Até lá, convivemos com dois sistemas em paralelo. E é justamente nesse período de transição que o risco de tributar errado é maior.
Como tributar corretamente hoje
Enquanto a regulamentação final da Reforma Tributária não chega, o tratamento mais seguro para empresas de software e SaaS é:
Classificar a receita como serviço e recolher ISS, com base nas decisões do STF de 2021. Isso se aplica a licenciamento padronizado, SaaS e software por encomenda.
Verificar a alíquota de ISS do município do estabelecimento prestador, que varia de 2% a 5% dependendo da cidade e do tipo de serviço de tecnologia.
Revisar contratos com fornecedores estrangeiros para garantir a correta classificação de royalties, IRRF e CIDE aplicáveis antes de cada remessa.
Documentar a natureza de cada receita, especialmente se a empresa mistura modelos (licenciamento, customização, suporte, SaaS). A mistura de naturezas em um mesmo contrato pode gerar autuações se não estiver clara a composição de cada item da nota fiscal.
Acompanhar as regulamentações do IBS/CBS para serviços digitais, especialmente as regras de destino (onde o tributo é recolhido) que afetam empresas com clientes em múltiplos estados.

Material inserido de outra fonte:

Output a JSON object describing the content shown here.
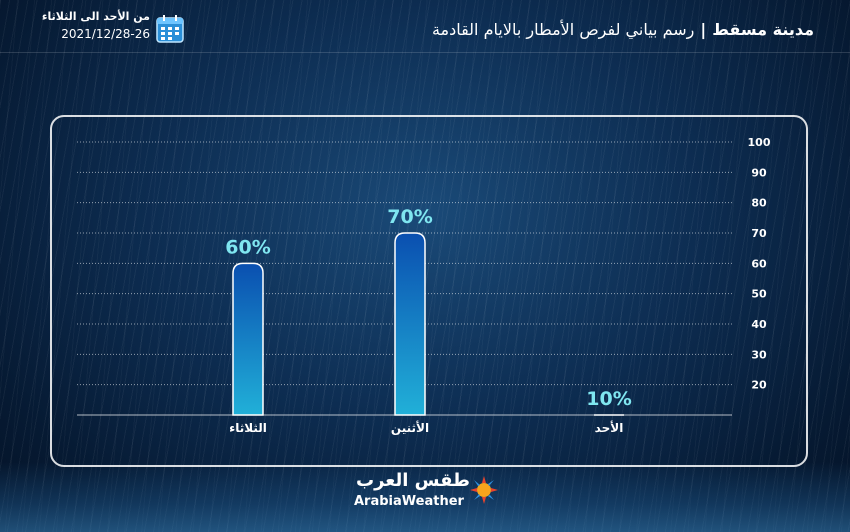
{
  "header": {
    "city": "مدينة مسقط",
    "separator": "|",
    "subtitle": "رسم بياني لفرص الأمطار بالايام القادمة",
    "date_range": "من الأحد  الى الثلاثاء",
    "date_value": "2021/12/28-26"
  },
  "logo": {
    "arabic": "طقس العرب",
    "english": "ArabiaWeather"
  },
  "colors": {
    "bar_top": "#0a4fb0",
    "bar_bottom": "#21b0d8",
    "label": "#7fe6f0"
  },
  "chart_data": {
    "type": "bar",
    "categories": [
      "الثلاثاء",
      "الأثنين",
      "الأحد"
    ],
    "values": [
      60,
      70,
      10
    ],
    "value_labels": [
      "60%",
      "70%",
      "10%"
    ],
    "y_ticks": [
      20,
      30,
      40,
      50,
      60,
      70,
      80,
      90,
      100
    ],
    "ylim": [
      10,
      100
    ],
    "y_axis_side": "right",
    "grid": true
  }
}
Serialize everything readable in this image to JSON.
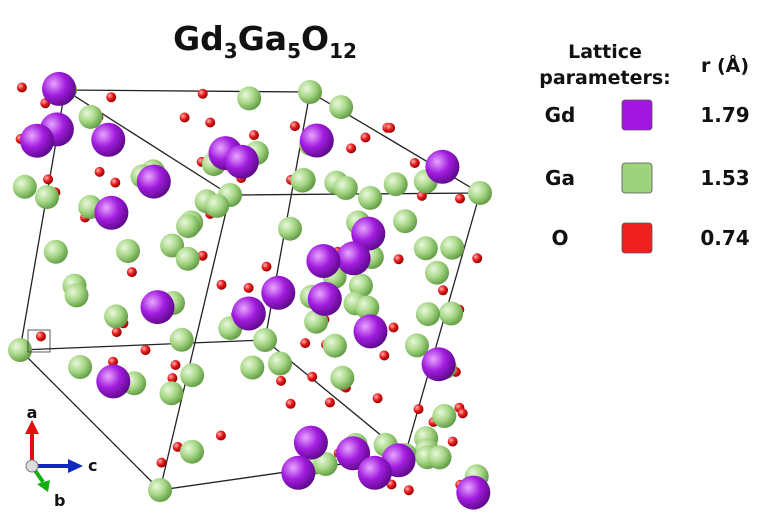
{
  "title": {
    "parts": [
      {
        "text": "Gd",
        "sub": "3"
      },
      {
        "text": "Ga",
        "sub": "5"
      },
      {
        "text": "O",
        "sub": "12"
      }
    ]
  },
  "legend": {
    "header": [
      "Lattice",
      "parameters:"
    ],
    "radius_header": "r (Å)",
    "rows": [
      {
        "element": "Gd",
        "color": "#a316e0",
        "radius": "1.79"
      },
      {
        "element": "Ga",
        "color": "#9fd27e",
        "radius": "1.53"
      },
      {
        "element": "O",
        "color": "#ee2020",
        "radius": "0.74"
      }
    ]
  },
  "axes": {
    "a": "a",
    "b": "b",
    "c": "c"
  }
}
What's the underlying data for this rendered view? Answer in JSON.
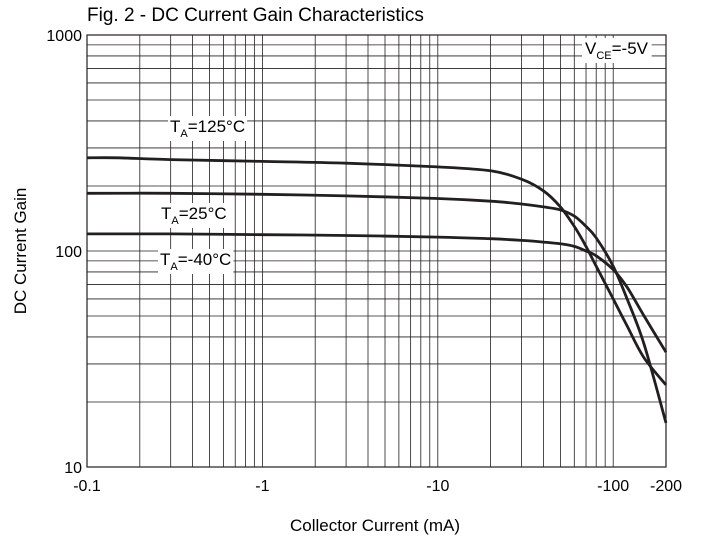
{
  "chart_data": {
    "type": "line",
    "title": "Fig. 2 - DC Current Gain Characteristics",
    "xlabel": "Collector Current (mA)",
    "ylabel": "DC Current Gain",
    "x_scale": "log",
    "y_scale": "log",
    "xlim": [
      -0.1,
      -200
    ],
    "ylim": [
      10,
      1000
    ],
    "x_ticks": [
      -0.1,
      -1,
      -10,
      -100,
      -200
    ],
    "x_tick_labels": [
      "-0.1",
      "-1",
      "-10",
      "-100",
      "-200"
    ],
    "y_ticks": [
      10,
      100,
      1000
    ],
    "y_tick_labels": [
      "10",
      "100",
      "1000"
    ],
    "grid": true,
    "condition": {
      "main": "V",
      "sub": "CE",
      "rest": "=-5V"
    },
    "series": [
      {
        "name": {
          "main": "T",
          "sub": "A",
          "rest": "=125°C"
        },
        "color": "#231f20",
        "x": [
          -0.1,
          -0.15,
          -0.3,
          -1,
          -3,
          -10,
          -20,
          -30,
          -40,
          -50,
          -60,
          -70,
          -80,
          -100,
          -120,
          -150,
          -200
        ],
        "y": [
          270,
          270,
          265,
          260,
          255,
          245,
          235,
          215,
          190,
          160,
          130,
          105,
          85,
          60,
          45,
          32,
          24
        ]
      },
      {
        "name": {
          "main": "T",
          "sub": "A",
          "rest": "=25°C"
        },
        "color": "#231f20",
        "x": [
          -0.1,
          -0.3,
          -1,
          -3,
          -10,
          -20,
          -30,
          -40,
          -50,
          -60,
          -70,
          -80,
          -100,
          -120,
          -150,
          -200
        ],
        "y": [
          185,
          185,
          183,
          180,
          175,
          170,
          165,
          160,
          155,
          145,
          130,
          115,
          85,
          60,
          37,
          16
        ]
      },
      {
        "name": {
          "main": "T",
          "sub": "A",
          "rest": "=-40°C"
        },
        "color": "#231f20",
        "x": [
          -0.1,
          -0.3,
          -1,
          -3,
          -10,
          -20,
          -30,
          -40,
          -50,
          -60,
          -70,
          -80,
          -100,
          -120,
          -150,
          -200
        ],
        "y": [
          120,
          120,
          119,
          118,
          116,
          114,
          112,
          110,
          108,
          105,
          100,
          95,
          82,
          68,
          50,
          34
        ]
      }
    ]
  }
}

Tem receita de licenciamento, royalties ou SaaS e quer garantir que está tributando corretamente? A Beorange faz o diagnóstico fiscal da sua receita e organiza a estrutura tributária para empresas de tecnologia. Fale com a Beorange.
Conclusão
A tributação de licenciamento de software no Brasil evoluiu muito nos últimos anos, mas ainda exige atenção. A decisão do STF de 2021 resolveu a disputa ISS x ICMS, mas não eliminou os riscos de classificação incorreta de receitas, retenção errada em remessas ao exterior ou inadequação às regras municipais de ISS.
Empresas de tecnologia que crescem sem revisar periodicamente sua estrutura fiscal carregam riscos que só aparecem em uma auditoria ou numa due diligence. Organizar isso antes é mais barato do que resolver depois.